In 2019, 356,000 people worldwide died from heat waves
Along with climate change, urban planning has led many cities to become scorching hot during the summer months, with tall buildings blocking the coastal breeze and green, shaded areas fading away in favor of concrete.
A recent study found that more than 356,000 people died from heat waves around the world in 2019, and more than 100 people lost their lives in the unprecedented heat that swept through western Canada and the provinces. United States this summer. In response, many cities have opened “refreshment centers” for people to escape the sun, and now Spain is following in their footsteps.
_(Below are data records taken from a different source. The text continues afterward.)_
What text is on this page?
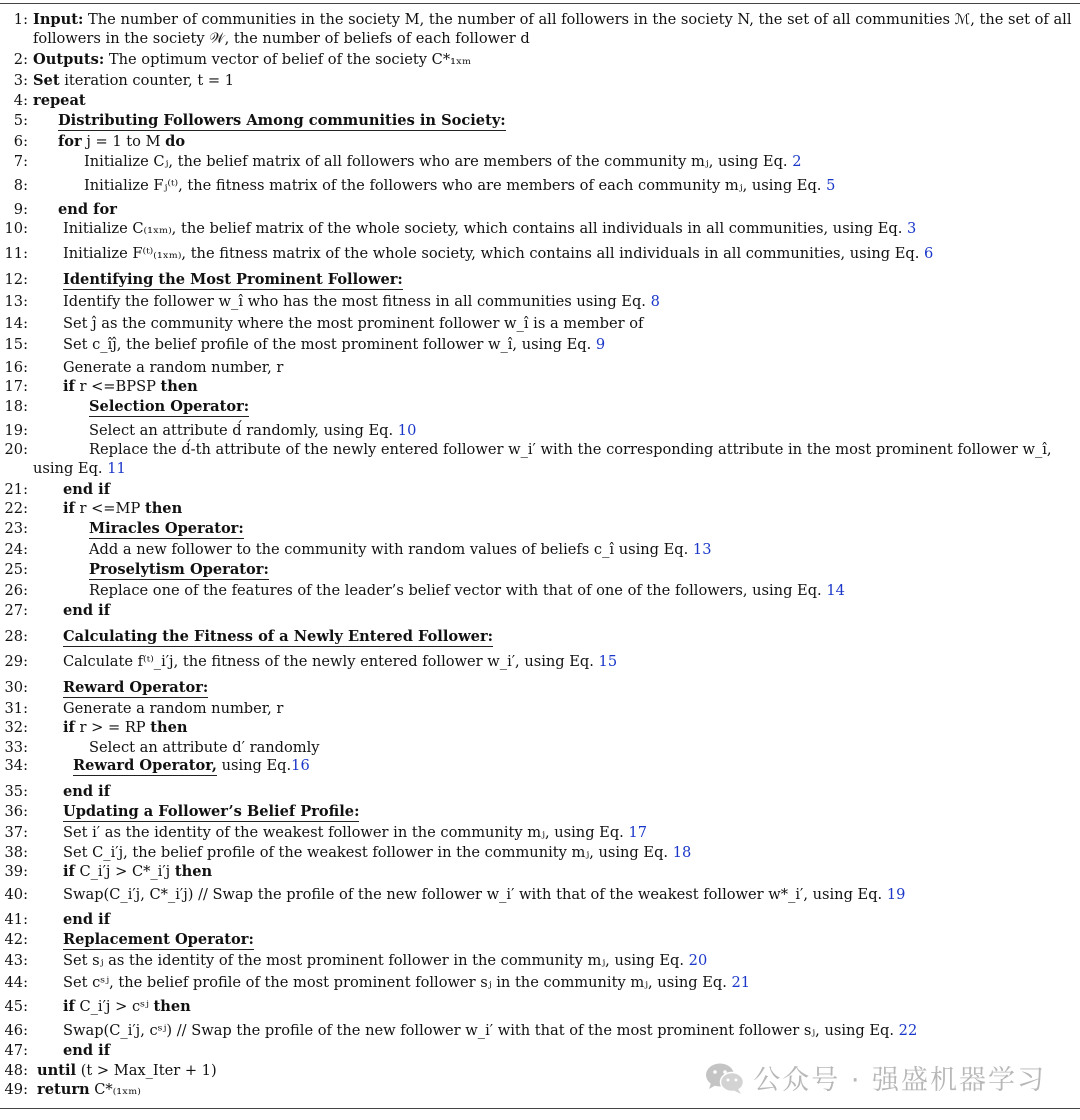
1: Input: The number of communities in the society M, the number of all followers in the society N, the set of all communities ℳ, the set of all followers in the society 𝒲, the number of beliefs of each follower d
2: Outputs: The optimum vector of belief of the society C*₁ₓₘ
3: Set iteration counter, t = 1
4: repeat
5: Distributing Followers Among communities in Society:
6: for j = 1 to M do
7:	Initialize Cⱼ, the belief matrix of all followers who are members of the community mⱼ, using Eq. 2
8:	Initialize Fⱼ⁽ᵗ⁾, the fitness matrix of the followers who are members of each community mⱼ, using Eq. 5
9: end for
10: Initialize C₍₁ₓₘ₎, the belief matrix of the whole society, which contains all individuals in all communities, using Eq. 3
11: Initialize F⁽ᵗ⁾₍₁ₓₘ₎, the fitness matrix of the whole society, which contains all individuals in all communities, using Eq. 6
12: Identifying the Most Prominent Follower:
13: Identify the follower w_î who has the most fitness in all communities using Eq. 8
14: Set ĵ as the community where the most prominent follower w_î is a member of
15: Set c_îĵ, the belief profile of the most prominent follower w_î, using Eq. 9
16: Generate a random number, r
17: if r <=BPSP then
18:	Selection Operator:
19:	Select an attribute d́ randomly, using Eq. 10
20:	Replace the d́-th attribute of the newly entered follower w_i′ with the corresponding attribute in the most prominent follower w_î,
using Eq. 11
21: end if
22: if r <=MP then
23:	Miracles Operator:
24:	Add a new follower to the community with random values of beliefs c_î using Eq. 13
25:	Proselytism Operator:
26:	Replace one of the features of the leader’s belief vector with that of one of the followers, using Eq. 14
27: end if
28: Calculating the Fitness of a Newly Entered Follower:
29: Calculate f⁽ᵗ⁾_i′j, the fitness of the newly entered follower w_i′, using Eq. 15
30: Reward Operator:
31: Generate a random number, r
32: if r > = RP then
33:	Select an attribute d′ randomly
34:	Reward Operator, using Eq.16
35: end if
36: Updating a Follower’s Belief Profile:
37: Set i′ as the identity of the weakest follower in the community mⱼ, using Eq. 17
38: Set C_i′j, the belief profile of the weakest follower in the community mⱼ, using Eq. 18
39: if C_i′j > C*_i′j then
40: Swap(C_i′j, C*_i′j) // Swap the profile of the new follower w_i′ with that of the weakest follower w*_i′, using Eq. 19
41: end if
42: Replacement Operator:
43: Set sⱼ as the identity of the most prominent follower in the community mⱼ, using Eq. 20
44: Set cˢʲ, the belief profile of the most prominent follower sⱼ in the community mⱼ, using Eq. 21
45: if C_i′j > cˢʲ then
46: Swap(C_i′j, cˢʲ) // Swap the profile of the new follower w_i′ with that of the most prominent follower sⱼ, using Eq. 22
47: end if
48: until (t > Max_Iter + 1)
49: return C*₍₁ₓₘ₎	公众号 · 强盛机器学习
In Barcelona, the city hall has established 162 locations that offer a cool break from the sun. Libraries, sports centers and museums appear on the climate shelter map and will operate between June 15 and September 15, when temperatures are the highest. In addition, around ten schools have been adapted to cope with the impact of heat waves.
In addition to opening climate shelters, Seville City Hall announced in October that it would launch a pioneering project to study and categorize heat waves according to their impact on human health, with the aim of anticipating and addressing implement protective measures.
When presenting this initiative, one of the promoters described heat waves as a ‘silent killer’ that must be tackled, as they ‘wreak havoc on our economies, affecting the most vulnerable members of the community. society and kill more people than any other climate threat. ”.